El mundo del software está viviendo un cisma que rara vez se ha visto. Según un análisis de Evercore, las empresas que venden software de infraestructura —esas herramientas invisibles que hacen funcionar los sistemas— están dejando muy atrás a las compañías centradas en aplicaciones de negocio. La diferencia de rendimiento en bolsa entre ambos grupos ha alcanzado niveles históricos, y los inversores se preguntan si es momento de apostar por las rezagadas o seguir subidos a la ola de las ganadoras.
¿Quiénes están en cada bando? En el lado de la infraestructura brillan nombres como CrowdStrike, Datadog, Microsoft o Samsara. Estas empresas proporcionan ciberseguridad, monitorización de sistemas, nube e internet de las cosas, servicios que se han vuelto imprescindibles en la era de la inteligencia artificial. Sus acciones han subido con fuerza porque el mercado las ve como los 'picos y palas' de la fiebre del oro digital: sin ellas, la IA no puede funcionar. En el otro extremo, compañías de aplicaciones como Salesforce, Adobe o Workday, que ofrecen software para ventas, marketing o recursos humanos, han tenido un desempeño mucho más modesto.
¿Por qué este divorcio? La explicación de Evercore apunta a que, en un entorno económico incierto, las empresas recortan primero los gastos en software que consideran menos esencial. Una herramienta de gestión de clientes puede esperar, pero si se cae la nube o entra un virus, el negocio se para. Además, la explosión de la IA generativa ha disparado la demanda de infraestructura para entrenar modelos y procesar datos, mientras que las aplicaciones aún están buscando cómo monetizar esa tecnología sin canibalizar sus propios productos.
Sin embargo, no todo está perdido para las aplicaciones. El mismo analista de Evercore señala que hay esperanza para algunas, como Salesforce. La compañía del CRM está integrando funciones de IA en su plataforma y podría beneficiarse si las empresas deciden por fin actualizar sus sistemas tras años de ajustes.

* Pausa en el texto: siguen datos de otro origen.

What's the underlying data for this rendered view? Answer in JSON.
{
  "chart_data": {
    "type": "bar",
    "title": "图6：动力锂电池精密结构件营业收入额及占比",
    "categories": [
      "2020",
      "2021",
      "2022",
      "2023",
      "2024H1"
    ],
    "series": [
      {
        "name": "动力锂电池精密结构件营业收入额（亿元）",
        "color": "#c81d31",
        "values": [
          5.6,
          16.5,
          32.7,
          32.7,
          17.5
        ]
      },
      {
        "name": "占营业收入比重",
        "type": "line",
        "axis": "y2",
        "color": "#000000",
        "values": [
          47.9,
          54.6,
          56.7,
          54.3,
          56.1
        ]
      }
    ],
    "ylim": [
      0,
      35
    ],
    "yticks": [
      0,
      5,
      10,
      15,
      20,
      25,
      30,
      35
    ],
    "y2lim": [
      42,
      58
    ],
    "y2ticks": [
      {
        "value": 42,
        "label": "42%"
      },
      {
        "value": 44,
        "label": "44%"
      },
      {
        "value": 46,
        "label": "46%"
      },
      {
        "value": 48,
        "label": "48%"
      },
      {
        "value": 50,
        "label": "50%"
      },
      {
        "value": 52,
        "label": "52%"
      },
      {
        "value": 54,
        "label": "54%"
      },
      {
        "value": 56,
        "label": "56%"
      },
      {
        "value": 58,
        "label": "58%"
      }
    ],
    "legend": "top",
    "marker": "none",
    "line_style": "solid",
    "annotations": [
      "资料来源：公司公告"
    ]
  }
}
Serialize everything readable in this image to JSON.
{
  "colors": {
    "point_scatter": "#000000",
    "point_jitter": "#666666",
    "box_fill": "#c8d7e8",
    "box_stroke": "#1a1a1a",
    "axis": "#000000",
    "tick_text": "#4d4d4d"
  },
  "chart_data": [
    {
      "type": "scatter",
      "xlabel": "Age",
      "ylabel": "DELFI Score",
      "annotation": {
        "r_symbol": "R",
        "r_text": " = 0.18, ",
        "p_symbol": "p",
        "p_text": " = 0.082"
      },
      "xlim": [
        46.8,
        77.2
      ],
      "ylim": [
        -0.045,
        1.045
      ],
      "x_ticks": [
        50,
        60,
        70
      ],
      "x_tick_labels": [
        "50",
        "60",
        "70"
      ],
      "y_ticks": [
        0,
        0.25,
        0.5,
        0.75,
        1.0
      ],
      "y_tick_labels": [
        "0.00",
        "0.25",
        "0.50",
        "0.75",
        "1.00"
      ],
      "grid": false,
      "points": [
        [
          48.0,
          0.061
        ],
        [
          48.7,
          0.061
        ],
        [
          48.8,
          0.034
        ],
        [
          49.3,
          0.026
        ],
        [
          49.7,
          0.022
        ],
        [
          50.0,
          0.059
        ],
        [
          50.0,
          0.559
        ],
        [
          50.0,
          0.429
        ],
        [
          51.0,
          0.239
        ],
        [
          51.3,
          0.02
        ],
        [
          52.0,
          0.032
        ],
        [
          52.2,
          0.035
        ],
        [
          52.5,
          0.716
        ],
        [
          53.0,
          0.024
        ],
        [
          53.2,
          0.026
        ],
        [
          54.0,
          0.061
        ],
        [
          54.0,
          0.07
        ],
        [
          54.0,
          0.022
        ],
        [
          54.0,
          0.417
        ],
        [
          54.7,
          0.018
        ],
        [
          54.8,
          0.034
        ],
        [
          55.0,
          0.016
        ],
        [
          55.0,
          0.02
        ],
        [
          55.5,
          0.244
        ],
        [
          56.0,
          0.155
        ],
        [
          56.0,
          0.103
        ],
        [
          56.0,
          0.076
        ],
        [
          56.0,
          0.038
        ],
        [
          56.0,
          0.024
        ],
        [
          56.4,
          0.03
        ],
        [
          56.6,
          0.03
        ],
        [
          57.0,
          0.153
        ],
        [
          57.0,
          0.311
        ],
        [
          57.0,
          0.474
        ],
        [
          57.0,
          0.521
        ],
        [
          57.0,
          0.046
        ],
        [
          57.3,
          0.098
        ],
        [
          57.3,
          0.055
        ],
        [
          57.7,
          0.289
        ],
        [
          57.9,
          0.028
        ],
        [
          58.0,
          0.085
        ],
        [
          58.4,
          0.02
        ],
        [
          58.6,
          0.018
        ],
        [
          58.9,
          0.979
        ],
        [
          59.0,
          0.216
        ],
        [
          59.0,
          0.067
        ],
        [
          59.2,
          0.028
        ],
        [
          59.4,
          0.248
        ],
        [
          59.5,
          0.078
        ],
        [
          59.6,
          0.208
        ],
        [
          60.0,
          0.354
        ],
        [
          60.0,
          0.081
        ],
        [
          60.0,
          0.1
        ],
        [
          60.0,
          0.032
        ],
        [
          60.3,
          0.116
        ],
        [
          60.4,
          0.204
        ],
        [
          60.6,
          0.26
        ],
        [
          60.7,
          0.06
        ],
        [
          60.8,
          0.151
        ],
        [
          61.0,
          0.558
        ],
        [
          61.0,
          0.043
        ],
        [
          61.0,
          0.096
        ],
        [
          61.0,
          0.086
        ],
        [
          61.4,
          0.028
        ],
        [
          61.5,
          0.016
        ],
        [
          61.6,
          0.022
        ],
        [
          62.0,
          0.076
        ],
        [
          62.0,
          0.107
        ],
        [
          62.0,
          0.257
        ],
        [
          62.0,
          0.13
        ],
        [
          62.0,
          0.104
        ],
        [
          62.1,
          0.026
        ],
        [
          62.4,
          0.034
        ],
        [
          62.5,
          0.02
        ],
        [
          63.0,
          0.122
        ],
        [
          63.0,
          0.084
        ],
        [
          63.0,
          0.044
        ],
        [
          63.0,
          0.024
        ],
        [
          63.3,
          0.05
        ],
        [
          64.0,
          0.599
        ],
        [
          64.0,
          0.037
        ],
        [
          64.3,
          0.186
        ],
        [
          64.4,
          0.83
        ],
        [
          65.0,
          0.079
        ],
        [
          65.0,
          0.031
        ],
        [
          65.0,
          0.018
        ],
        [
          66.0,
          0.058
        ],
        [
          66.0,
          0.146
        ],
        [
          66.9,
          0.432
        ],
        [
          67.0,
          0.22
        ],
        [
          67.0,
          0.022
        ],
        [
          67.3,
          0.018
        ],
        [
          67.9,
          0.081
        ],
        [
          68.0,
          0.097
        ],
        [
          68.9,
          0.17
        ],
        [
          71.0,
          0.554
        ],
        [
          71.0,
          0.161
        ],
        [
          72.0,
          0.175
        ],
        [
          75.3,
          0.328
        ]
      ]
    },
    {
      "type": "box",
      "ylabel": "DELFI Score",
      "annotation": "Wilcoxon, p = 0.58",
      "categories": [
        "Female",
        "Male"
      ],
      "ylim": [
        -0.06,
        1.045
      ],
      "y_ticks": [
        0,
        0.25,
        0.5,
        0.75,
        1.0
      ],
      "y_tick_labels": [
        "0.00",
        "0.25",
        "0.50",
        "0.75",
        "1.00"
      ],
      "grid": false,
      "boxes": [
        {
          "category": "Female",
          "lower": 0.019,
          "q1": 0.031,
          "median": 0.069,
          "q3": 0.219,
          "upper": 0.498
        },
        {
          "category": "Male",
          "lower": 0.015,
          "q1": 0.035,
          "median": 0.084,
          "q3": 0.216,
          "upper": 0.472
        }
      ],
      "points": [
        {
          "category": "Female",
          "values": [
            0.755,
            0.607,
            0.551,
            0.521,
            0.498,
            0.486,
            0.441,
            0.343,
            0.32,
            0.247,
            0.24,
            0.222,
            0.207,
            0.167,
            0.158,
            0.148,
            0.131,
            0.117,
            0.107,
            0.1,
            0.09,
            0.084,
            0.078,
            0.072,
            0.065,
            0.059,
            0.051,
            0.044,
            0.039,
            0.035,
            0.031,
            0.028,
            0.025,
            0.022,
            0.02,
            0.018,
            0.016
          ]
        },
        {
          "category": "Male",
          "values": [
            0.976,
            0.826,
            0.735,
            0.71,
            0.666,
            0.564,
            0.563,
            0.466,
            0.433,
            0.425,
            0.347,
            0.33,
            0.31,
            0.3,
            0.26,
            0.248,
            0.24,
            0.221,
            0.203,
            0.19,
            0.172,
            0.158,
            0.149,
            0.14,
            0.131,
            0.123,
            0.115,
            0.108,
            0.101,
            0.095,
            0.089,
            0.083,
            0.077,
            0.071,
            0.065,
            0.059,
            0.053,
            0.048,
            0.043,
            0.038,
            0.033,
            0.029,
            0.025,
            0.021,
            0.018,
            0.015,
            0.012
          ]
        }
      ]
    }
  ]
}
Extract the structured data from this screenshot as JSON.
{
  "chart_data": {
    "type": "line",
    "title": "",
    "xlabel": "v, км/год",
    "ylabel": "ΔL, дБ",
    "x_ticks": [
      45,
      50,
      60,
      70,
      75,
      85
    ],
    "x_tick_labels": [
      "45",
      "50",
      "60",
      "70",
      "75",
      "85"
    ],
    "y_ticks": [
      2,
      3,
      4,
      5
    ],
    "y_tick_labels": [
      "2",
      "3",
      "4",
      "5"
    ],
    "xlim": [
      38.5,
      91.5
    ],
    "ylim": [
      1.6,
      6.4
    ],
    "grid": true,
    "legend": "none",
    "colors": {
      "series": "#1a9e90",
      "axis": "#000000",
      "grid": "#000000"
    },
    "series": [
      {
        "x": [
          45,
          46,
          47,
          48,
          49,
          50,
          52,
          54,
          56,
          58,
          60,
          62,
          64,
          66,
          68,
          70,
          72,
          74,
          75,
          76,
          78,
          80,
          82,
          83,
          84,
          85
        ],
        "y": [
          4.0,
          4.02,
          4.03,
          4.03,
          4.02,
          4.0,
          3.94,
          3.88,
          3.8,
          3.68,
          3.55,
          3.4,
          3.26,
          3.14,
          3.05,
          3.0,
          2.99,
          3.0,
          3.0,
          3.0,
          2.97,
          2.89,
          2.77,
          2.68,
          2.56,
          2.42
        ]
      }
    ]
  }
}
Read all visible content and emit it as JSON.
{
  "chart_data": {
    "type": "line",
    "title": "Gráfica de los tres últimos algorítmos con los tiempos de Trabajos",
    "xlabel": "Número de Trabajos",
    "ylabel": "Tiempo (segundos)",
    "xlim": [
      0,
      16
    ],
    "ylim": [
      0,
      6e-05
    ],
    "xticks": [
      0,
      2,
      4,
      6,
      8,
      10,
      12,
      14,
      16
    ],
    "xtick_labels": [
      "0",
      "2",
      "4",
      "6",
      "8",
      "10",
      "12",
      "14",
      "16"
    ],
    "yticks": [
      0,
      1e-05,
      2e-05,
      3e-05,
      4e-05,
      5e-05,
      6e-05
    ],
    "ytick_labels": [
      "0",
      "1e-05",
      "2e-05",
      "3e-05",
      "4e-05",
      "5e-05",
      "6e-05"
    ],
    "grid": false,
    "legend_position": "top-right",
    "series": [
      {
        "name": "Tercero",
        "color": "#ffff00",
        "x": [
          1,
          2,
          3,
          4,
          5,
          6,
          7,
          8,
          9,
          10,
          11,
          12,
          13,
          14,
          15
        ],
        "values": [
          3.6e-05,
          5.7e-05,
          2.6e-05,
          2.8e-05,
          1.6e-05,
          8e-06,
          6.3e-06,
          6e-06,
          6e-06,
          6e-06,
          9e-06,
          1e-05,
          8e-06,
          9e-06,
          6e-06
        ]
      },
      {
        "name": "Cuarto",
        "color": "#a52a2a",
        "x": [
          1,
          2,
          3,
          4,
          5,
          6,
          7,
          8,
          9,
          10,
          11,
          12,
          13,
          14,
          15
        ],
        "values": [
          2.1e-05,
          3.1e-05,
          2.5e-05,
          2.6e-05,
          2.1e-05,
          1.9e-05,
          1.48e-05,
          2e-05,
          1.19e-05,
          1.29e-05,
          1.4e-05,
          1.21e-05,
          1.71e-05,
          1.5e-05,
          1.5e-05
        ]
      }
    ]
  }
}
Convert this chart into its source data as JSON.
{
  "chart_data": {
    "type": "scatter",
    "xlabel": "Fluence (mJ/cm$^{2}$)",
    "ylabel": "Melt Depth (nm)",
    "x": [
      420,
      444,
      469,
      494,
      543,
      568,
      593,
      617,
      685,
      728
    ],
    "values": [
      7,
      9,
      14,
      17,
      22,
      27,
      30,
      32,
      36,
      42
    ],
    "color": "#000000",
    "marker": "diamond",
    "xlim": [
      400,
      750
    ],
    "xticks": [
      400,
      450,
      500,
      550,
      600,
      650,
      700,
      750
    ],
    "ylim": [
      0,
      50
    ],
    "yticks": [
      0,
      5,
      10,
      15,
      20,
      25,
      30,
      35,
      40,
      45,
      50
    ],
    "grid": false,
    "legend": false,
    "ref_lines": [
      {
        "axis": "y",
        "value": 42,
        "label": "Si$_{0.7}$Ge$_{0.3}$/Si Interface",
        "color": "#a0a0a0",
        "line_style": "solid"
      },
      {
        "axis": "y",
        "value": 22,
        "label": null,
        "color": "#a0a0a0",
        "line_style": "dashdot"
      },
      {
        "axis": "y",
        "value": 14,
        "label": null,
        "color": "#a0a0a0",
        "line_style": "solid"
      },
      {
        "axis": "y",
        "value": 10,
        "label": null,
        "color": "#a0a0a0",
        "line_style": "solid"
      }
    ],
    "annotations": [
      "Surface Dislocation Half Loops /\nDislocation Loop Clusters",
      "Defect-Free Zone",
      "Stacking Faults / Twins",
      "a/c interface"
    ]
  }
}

La clave estará en demostrar que sus nuevas capacidades justifican un gasto adicional, algo que aún no está garantizado.
Para el inversor particular, este momento plantea un dilema interesante. ¿Seguir apostando por las infraestructuras, que ya han corrido mucho y pueden estar caras, o buscar gangas entre las aplicaciones con la esperanza de que remonten? La decisión no es sencilla, pero entender qué hay detrás de esta brecha histórica es el primer paso para no quedarse atrapado en el lado equivocado de la división.
El análisis de Salseo
- La divergencia no es casual: la IA está succionando presupuestos hacia la infraestructura porque es el requisito previo para cualquier proyecto. Mientras esa dinámica siga, las aplicaciones lo tendrán difícil para recuperar terreno.
- El argumento a favor de aplicaciones como Salesforce es que la productividad que promete la IA acabará llegando a las herramientas de negocio. Si logran demostrar un retorno de la inversión claro, podrían cerrar la brecha, pero el reloj corre y la paciencia del mercado es limitada.
- Un riesgo para las infraestructuras es que su valoración ya descuenta un crecimiento perfecto. Cualquier señal de desaceleración en la nube o el gasto en IA podría golpearlas con fuerza, mientras que las aplicaciones, al estar más castigadas, tendrían menos que perder.
- Vigila los próximos resultados de las empresas de aplicaciones: si muestran que la IA está impulsando nuevas ventas y no solo reemplazando las antiguas, podríamos estar ante un punto de inflexión. Si no, la brecha podría ensancharse aún más.